Гейбриел признал свое поражение и взял печенье.

– Так тебе нравятся акварели? Она вздохнула:

– Да, но мне бы очень хотелось попробовать писать маслом. Только если я буду учиться сама, это требует много времени, а мы не можем найти хорошего учителя. Видишь ли, молодые леди должны рисовать акварели, а масло – для серьезных художников. Живопись открывает большие возможности для самовыражения. Мистер Тернер пользовался вместо кисти мастихином, разве не интересно? Мне так хочется научиться. – Впервые в ее голосе послышалась грусть.

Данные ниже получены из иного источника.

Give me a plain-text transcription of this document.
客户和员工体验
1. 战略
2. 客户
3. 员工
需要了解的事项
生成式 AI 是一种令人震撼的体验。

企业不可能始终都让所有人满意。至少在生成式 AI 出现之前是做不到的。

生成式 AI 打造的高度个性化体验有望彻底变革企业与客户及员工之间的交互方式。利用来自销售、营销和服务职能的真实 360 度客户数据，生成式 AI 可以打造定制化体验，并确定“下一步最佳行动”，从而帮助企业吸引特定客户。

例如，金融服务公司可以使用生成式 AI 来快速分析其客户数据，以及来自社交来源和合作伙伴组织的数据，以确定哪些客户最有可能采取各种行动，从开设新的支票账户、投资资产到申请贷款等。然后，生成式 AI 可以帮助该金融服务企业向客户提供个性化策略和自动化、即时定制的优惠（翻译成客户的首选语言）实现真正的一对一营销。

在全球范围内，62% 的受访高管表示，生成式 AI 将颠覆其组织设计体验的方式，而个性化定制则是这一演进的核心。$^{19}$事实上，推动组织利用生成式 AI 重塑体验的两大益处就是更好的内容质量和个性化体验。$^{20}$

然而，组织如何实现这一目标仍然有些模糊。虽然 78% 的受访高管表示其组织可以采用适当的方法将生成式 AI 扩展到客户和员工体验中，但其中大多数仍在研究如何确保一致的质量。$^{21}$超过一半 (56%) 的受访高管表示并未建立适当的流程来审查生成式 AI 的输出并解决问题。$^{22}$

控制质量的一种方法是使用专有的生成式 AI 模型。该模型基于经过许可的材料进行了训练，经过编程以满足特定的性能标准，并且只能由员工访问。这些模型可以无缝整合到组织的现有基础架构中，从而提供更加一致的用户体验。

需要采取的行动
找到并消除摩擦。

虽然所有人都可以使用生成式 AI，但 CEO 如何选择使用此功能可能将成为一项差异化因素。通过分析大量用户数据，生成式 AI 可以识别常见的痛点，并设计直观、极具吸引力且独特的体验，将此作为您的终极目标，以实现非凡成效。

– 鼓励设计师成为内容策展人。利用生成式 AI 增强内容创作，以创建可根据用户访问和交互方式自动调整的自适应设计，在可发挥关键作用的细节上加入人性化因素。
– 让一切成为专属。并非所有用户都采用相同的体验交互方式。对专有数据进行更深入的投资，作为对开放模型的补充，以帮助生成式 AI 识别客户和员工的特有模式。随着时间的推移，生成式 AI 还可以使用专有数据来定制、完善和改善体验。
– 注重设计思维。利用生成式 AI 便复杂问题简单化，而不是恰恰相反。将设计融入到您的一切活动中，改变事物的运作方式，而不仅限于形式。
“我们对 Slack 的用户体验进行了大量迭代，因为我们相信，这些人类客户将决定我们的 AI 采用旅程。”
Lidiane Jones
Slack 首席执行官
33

– Я понимаю, как это важно для тебя, – тихо сказал Гейбриел.

– Да, и мне хочется писать пейзажи, а не портреты или натюрморты. Знаешь, что сказал сэр Джошуа Рейнолдс?

Гейбриел не знал, но постарался сохранить заинтересованный вид.

– Что же?

– Он сказал, что живопись должна не копировать природу, а идеализировать ее. Он предпочитал исторические сюжеты, «возвышенный стиль», чтобы поднимать дух людей. Но лично я не понимаю, почему талантливо написанный пейзаж не может возвышать дух!

– Совершенно верно, – согласился Гейбриел, пораженный больше ее страстностью, чем словами.

– Как несправедливо, что меня не примут в Королевскую академию искусств, потому что я – женщина, – вздохнула Цирцея.

Гейбриел с изумлением смотрел в ее ясные сверкающие глаза.

– Но ты не должна сдаваться, – сказал он и был награжден сияющей улыбкой, так редко озарявшей лицо девочки.

– Нет-нет, – заверила Цирцея. – Мы с Психеей не теряем надежды, что в Европе мы сумеем найти художника, возможно, бедного, которому нужен ученик и у которого нет предубеждения против женщин. Мама всегда говорила, Что женщины должны развивать свои таланты, как и мужчины. А большинство людей считают такие взгляды предосудительными. – Она замолчала, ожидая, что он скажет.

Гейбриел улыбнулся и ответил совершенно искренне:

– Я много путешествовал, и, вероятно, поэтому у меня более широкие взгляды. Не понимаю, почему талантливая женщина должна скрывать свой дар.

Цирцея снова широко улыбнулась ему.

Внезапно он понял, что испытывала Психея к этому милому и необыкновенному ребенку. У девочки не осталось никого, кроме старшей сестры, некому было поддержать и защитить ее. Психея взяла бремя ответственности за нее на свои плечи в слишком молодом возрасте и поэтому вела себя так сдержанно и холодно, не позволяя никому заглянуть в ее душу.